PAP rally

Sidek: Show Malays are still behind PAP

Former senior minister of state Sidek Saniff spoke at last night's rally.
Former senior minister of state Sidek Saniff spoke at last night's rally.ST PHOTO: LAU FOOK KONG

The People's Action Party (PAP) last night brought to life its pledge of multiculturalism at its first rally of this general election.

Its nine speakers reflected Singapore's diversity as they took the stage in the Tanjong Pagar homeground of founding Prime Minister Lee Kuan Yew, who had from Singapore's early years sought to unite the different races.

They spoke in the four official languages, threw in a smattering of dialect and looked back on the nation's progress as one united people.

Pioneer generation leader Sidek Saniff recounted Mr Lee's efforts to rally the different races living together in an uncertain new nation.

"We merged because of communism, we split because of communalism," said Mr Sidek, 77, a former senior minister of state, in Malay.

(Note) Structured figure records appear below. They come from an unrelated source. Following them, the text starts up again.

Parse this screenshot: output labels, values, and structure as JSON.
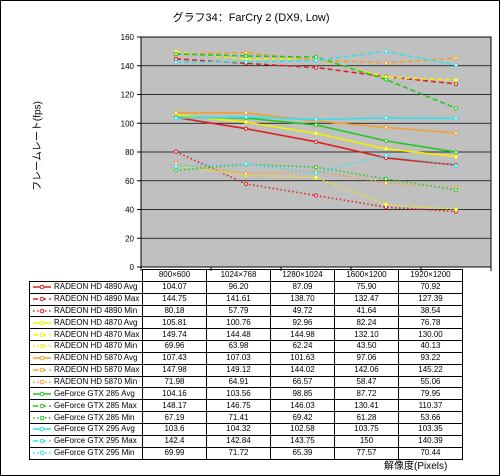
{
  "chart_data": {
    "type": "line",
    "title": "グラフ34：FarCry 2 (DX9, Low)",
    "xlabel": "解像度(Pixels)",
    "ylabel": "フレームレート(fps)",
    "ylim": [
      0,
      160
    ],
    "yticks": [
      0,
      20,
      40,
      60,
      80,
      100,
      120,
      140,
      160
    ],
    "grid": "horizontal",
    "categories": [
      "800×600",
      "1024×768",
      "1280×1024",
      "1600×1200",
      "1920×1200"
    ],
    "series": [
      {
        "name": "RADEON HD 4890 Avg",
        "color": "#e02020",
        "dash": "solid",
        "values": [
          "104.07",
          "96.20",
          "87.09",
          "75.90",
          "70.92"
        ]
      },
      {
        "name": "RADEON HD 4890 Max",
        "color": "#e02020",
        "dash": "dash",
        "values": [
          "144.75",
          "141.61",
          "138.70",
          "132.47",
          "127.39"
        ]
      },
      {
        "name": "RADEON HD 4890 Min",
        "color": "#e02020",
        "dash": "dot",
        "values": [
          "80.18",
          "57.79",
          "49.72",
          "41.64",
          "38.54"
        ]
      },
      {
        "name": "RADEON HD 4870 Avg",
        "color": "#f2f000",
        "dash": "solid",
        "values": [
          "105.81",
          "100.76",
          "92.96",
          "82.24",
          "76.78"
        ]
      },
      {
        "name": "RADEON HD 4870 Max",
        "color": "#f2f000",
        "dash": "dash",
        "values": [
          "149.74",
          "144.48",
          "144.98",
          "132.10",
          "130.00"
        ]
      },
      {
        "name": "RADEON HD 4870 Min",
        "color": "#f2f000",
        "dash": "dot",
        "values": [
          "69.96",
          "63.98",
          "62.24",
          "43.50",
          "40.13"
        ]
      },
      {
        "name": "RADEON HD 5870 Avg",
        "color": "#f4a030",
        "dash": "solid",
        "values": [
          "107.43",
          "107.03",
          "101.63",
          "97.06",
          "93.22"
        ]
      },
      {
        "name": "RADEON HD 5870 Max",
        "color": "#f4a030",
        "dash": "dash",
        "values": [
          "147.98",
          "149.12",
          "144.02",
          "142.06",
          "145.22"
        ]
      },
      {
        "name": "RADEON HD 5870 Min",
        "color": "#f4a030",
        "dash": "dot",
        "values": [
          "71.98",
          "64.91",
          "66.57",
          "58.47",
          "55.06"
        ]
      },
      {
        "name": "GeForce GTX 285 Avg",
        "color": "#22c822",
        "dash": "solid",
        "values": [
          "104.16",
          "103.56",
          "98.85",
          "87.72",
          "79.95"
        ]
      },
      {
        "name": "GeForce GTX 285 Max",
        "color": "#22c822",
        "dash": "dash",
        "values": [
          "148.17",
          "146.75",
          "146.03",
          "130.41",
          "110.37"
        ]
      },
      {
        "name": "GeForce GTX 285 Min",
        "color": "#22c822",
        "dash": "dot",
        "values": [
          "67.19",
          "71.41",
          "69.42",
          "61.28",
          "53.66"
        ]
      },
      {
        "name": "GeForce GTX 295 Avg",
        "color": "#30e0f0",
        "dash": "solid",
        "values": [
          "103.6",
          "104.32",
          "102.58",
          "103.75",
          "103.35"
        ]
      },
      {
        "name": "GeForce GTX 295 Max",
        "color": "#30e0f0",
        "dash": "dash",
        "values": [
          "142.4",
          "142.84",
          "143.75",
          "150",
          "140.39"
        ]
      },
      {
        "name": "GeForce GTX 295 Min",
        "color": "#30e0f0",
        "dash": "dot",
        "values": [
          "69.99",
          "71.72",
          "65.39",
          "77.57",
          "70.44"
        ]
      }
    ],
    "plot_background": "#c0c0c0"
  }
}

Mr Lee, he recalled, sought to allay the fears of the Malays, still anxious over the abrupt split from Malaysia, where they had been the majority race. "(Mr Lee) said, 'This is not a Malay nation, this is not a Chinese nation, this is not an Indian nation'," said Mr Sidek.

"We are Singaporeans."

Mr Sidek said that to bind the fledgling nation together, Mr Lee decided that the different communities would live together, respecting one another.

And Mr Lee's efforts paid off, said Mr Sidek. The Malay community cast their lot with Singapore, even as then Malaysian Prime Minister Tunku Abdul Rahman offered them the right to settle in Malaysia.

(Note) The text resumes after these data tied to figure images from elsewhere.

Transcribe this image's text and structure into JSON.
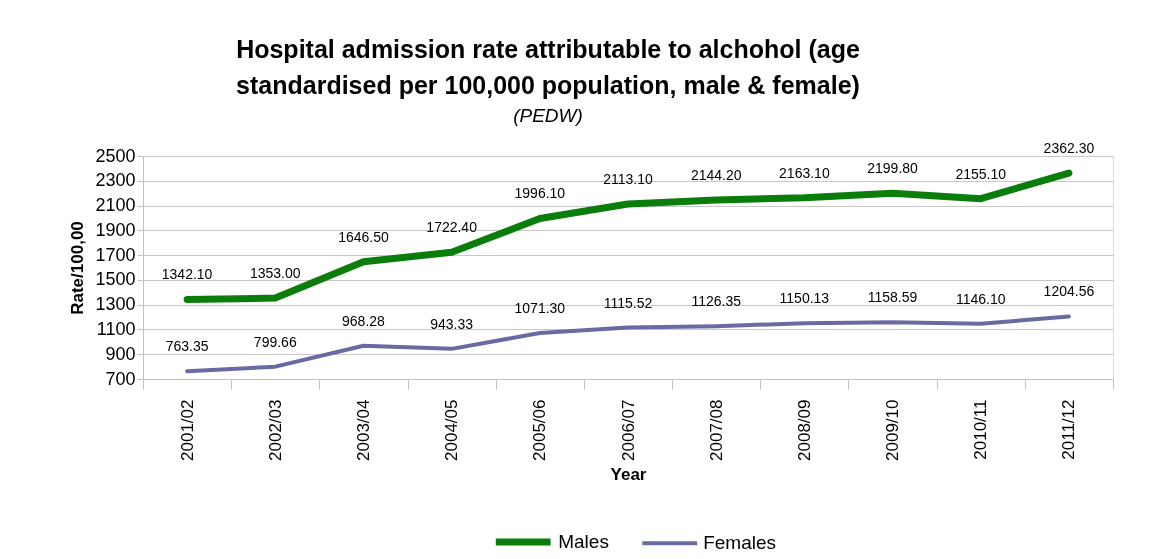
{
  "chart_data": {
    "type": "line",
    "title": "Hospital admission rate attributable to alchohol (age standardised per 100,000 population, male & female)",
    "subtitle": "(PEDW)",
    "xlabel": "Year",
    "ylabel": "Rate/100,00",
    "categories": [
      "2001/02",
      "2002/03",
      "2003/04",
      "2004/05",
      "2005/06",
      "2006/07",
      "2007/08",
      "2008/09",
      "2009/10",
      "2010/11",
      "2011/12"
    ],
    "series": [
      {
        "name": "Males",
        "color": "#0a7d0a",
        "values": [
          1342.1,
          1353.0,
          1646.5,
          1722.4,
          1996.1,
          2113.1,
          2144.2,
          2163.1,
          2199.8,
          2155.1,
          2362.3
        ],
        "value_labels": [
          "1342.10",
          "1353.00",
          "1646.50",
          "1722.40",
          "1996.10",
          "2113.10",
          "2144.20",
          "2163.10",
          "2199.80",
          "2155.10",
          "2362.30"
        ]
      },
      {
        "name": "Females",
        "color": "#6a6aa2",
        "values": [
          763.35,
          799.66,
          968.28,
          943.33,
          1071.3,
          1115.52,
          1126.35,
          1150.13,
          1158.59,
          1146.1,
          1204.56
        ],
        "value_labels": [
          "763.35",
          "799.66",
          "968.28",
          "943.33",
          "1071.30",
          "1115.52",
          "1126.35",
          "1150.13",
          "1158.59",
          "1146.10",
          "1204.56"
        ]
      }
    ],
    "ylim": [
      700,
      2500
    ],
    "yticks": [
      700,
      900,
      1100,
      1300,
      1500,
      1700,
      1900,
      2100,
      2300,
      2500
    ],
    "grid": "y",
    "legend": "bottom"
  }
}
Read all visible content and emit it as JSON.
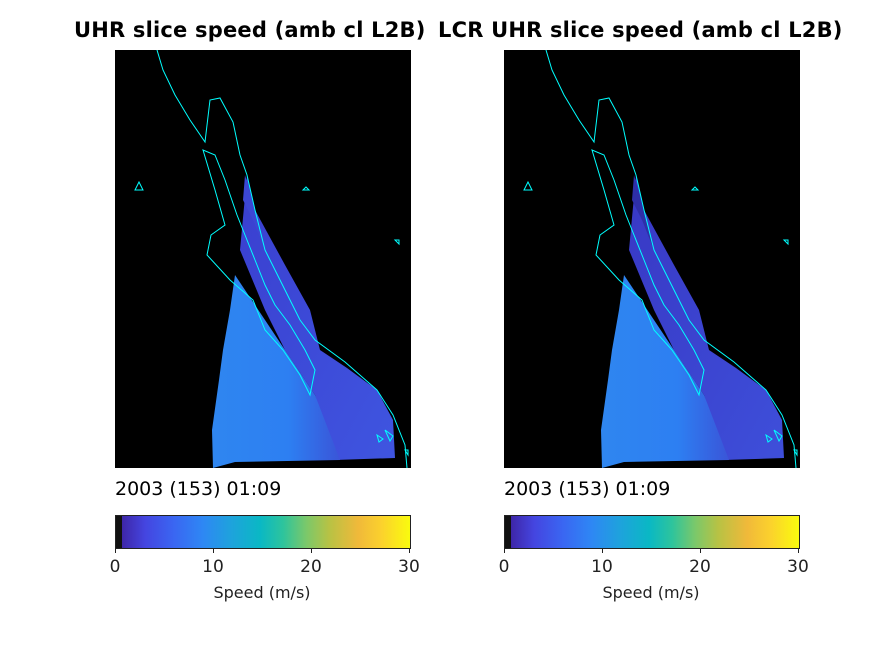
{
  "panels": [
    {
      "title": "UHR slice speed (amb cl L2B)",
      "timestamp": "2003 (153) 01:09",
      "colorbar": {
        "label": "Speed (m/s)",
        "ticks": [
          "0",
          "10",
          "20",
          "30"
        ]
      }
    },
    {
      "title": "LCR UHR slice speed (amb cl L2B)",
      "timestamp": "2003 (153) 01:09",
      "colorbar": {
        "label": "Speed (m/s)",
        "ticks": [
          "0",
          "10",
          "20",
          "30"
        ]
      }
    }
  ],
  "colors": {
    "background": "#000000",
    "coastline": "#00ffff",
    "colormap": "parula"
  }
}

And when elections came, the Malays then supported the PAP and have been doing so till today, said Mr Sidek.

"This is an important phase. We must show that the Malays are still behind the PAP," he said.

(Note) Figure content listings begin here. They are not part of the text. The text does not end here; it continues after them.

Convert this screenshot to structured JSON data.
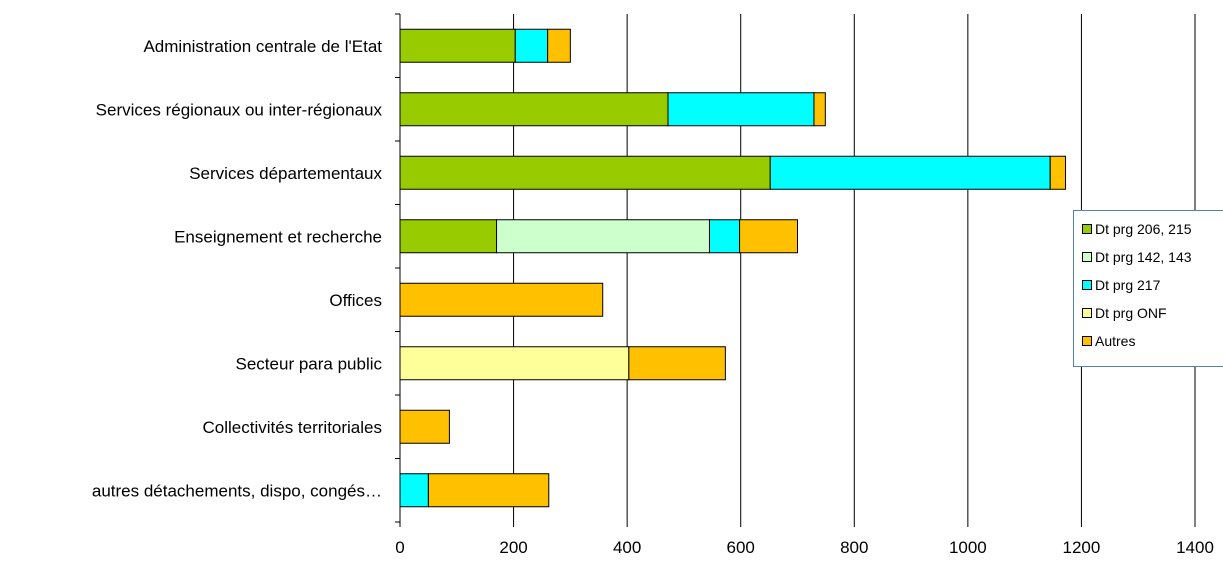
{
  "chart_data": {
    "type": "bar",
    "orientation": "horizontal",
    "stacked": true,
    "categories": [
      "Administration centrale de l'Etat",
      "Services régionaux ou inter-régionaux",
      "Services départementaux",
      "Enseignement et recherche",
      "Offices",
      "Secteur para public",
      "Collectivités territoriales",
      "autres détachements, dispo, congés…"
    ],
    "series": [
      {
        "name": "Dt prg 206, 215",
        "color": "#99cc00",
        "values": [
          203,
          472,
          652,
          170,
          0,
          0,
          0,
          0
        ]
      },
      {
        "name": "Dt prg 142, 143",
        "color": "#ccffcc",
        "values": [
          0,
          0,
          0,
          375,
          0,
          0,
          0,
          0
        ]
      },
      {
        "name": "Dt prg 217",
        "color": "#00ffff",
        "values": [
          57,
          257,
          493,
          53,
          0,
          0,
          0,
          50
        ]
      },
      {
        "name": "Dt prg ONF",
        "color": "#ffff99",
        "values": [
          0,
          0,
          0,
          0,
          0,
          403,
          0,
          0
        ]
      },
      {
        "name": "Autres",
        "color": "#ffc000",
        "values": [
          40,
          20,
          27,
          102,
          357,
          170,
          87,
          212
        ]
      }
    ],
    "xlim": [
      0,
      1400
    ],
    "xticks": [
      "0",
      "200",
      "400",
      "600",
      "800",
      "1000",
      "1200",
      "1400"
    ],
    "grid": "vertical",
    "legend_position": "right"
  }
}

This multiracialism will continue to be important. Prime Minister Lee Hsien Loong noted in Malay: "To continue to succeed, we need a multiracial team of leaders who are capable and trustworthy."

Mr Chan Chun Sing, anchor minister for Tanjong Pagar GRC, switched easily between Malay, Mandarin and English when he took the stage. "Tanjong Pagar GRC was built by our founding Prime Minister and our pioneer generation," he said. "As descendants, we must build upon this foundation for a better Singapore."